This invention relates generally to averaging circuits for analog values, and more particularly the invention relates to an active averaging circuit and to an analog to digital converter (ADC) using same.
Conventional high speed, high resolution analog to digital (A/D) converters have used either a full flash or half flash implementation in either CMOS or ECL circuits. The full flash implementation uses 2.sup.N-1 independent comparators and 2.sup.N precision voltage taps to perform a conversion. This type of converter consumes both large amounts of silicon area and power. The half flash implementation uses a two-step, subranging approach to perform a conversion. During the first cycle an M-bit conversion is performed and stored. The data from the first (coarse) conversion is used to determine a subrange for the second N bit conversion. After the completion of the second (fine) conversion, the data from both conversions are combined to give an (M+N)-bit code. This implementation reduces the comparator count to 2.sup.M-1 +2.sup.N-1 which reduces silicon area and power consumption at the expense of lower speed and increased design complexity.
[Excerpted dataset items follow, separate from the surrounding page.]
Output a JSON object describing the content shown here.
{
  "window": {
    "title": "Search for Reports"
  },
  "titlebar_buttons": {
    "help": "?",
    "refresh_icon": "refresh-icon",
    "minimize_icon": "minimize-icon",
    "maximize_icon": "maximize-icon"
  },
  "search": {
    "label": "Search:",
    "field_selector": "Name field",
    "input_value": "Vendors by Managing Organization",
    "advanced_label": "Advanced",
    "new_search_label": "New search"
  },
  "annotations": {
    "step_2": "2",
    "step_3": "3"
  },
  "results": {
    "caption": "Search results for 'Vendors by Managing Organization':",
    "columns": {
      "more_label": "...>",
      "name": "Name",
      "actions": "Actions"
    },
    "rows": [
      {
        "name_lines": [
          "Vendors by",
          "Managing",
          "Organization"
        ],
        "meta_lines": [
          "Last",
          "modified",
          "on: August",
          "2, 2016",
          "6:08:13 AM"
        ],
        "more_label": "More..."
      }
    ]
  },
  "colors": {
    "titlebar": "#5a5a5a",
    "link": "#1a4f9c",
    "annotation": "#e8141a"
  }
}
Both the full flash and half flash architectures have several limitations which prevent them from achieving extremely fast and high resolution conversions. They both carry a tremendous amount of redundant information through each conversion cycle since each discrete voltage reference tap has a single, independent comparator associated therewith. Both architectures rely on an extremely large, accurate resistor string to set the discrete reference tap voltages. CMOS implementations generally use a sampling, auto balanced comparator which gives excellent matching, but due to the large number of independent comparators the CMOS implementation sends large, high speed current spikes to both the analog input and the reference taps. These large dynamic transient signals cause severe problems for the user in driving the analog input and quieting the reference ladder taps. The severity of these transient signals is directly proportional to the number of independent comparators. In order to achieve higher speed, higher resolution converters, designers have generally relied upon advances in processing technology using the same design architectures.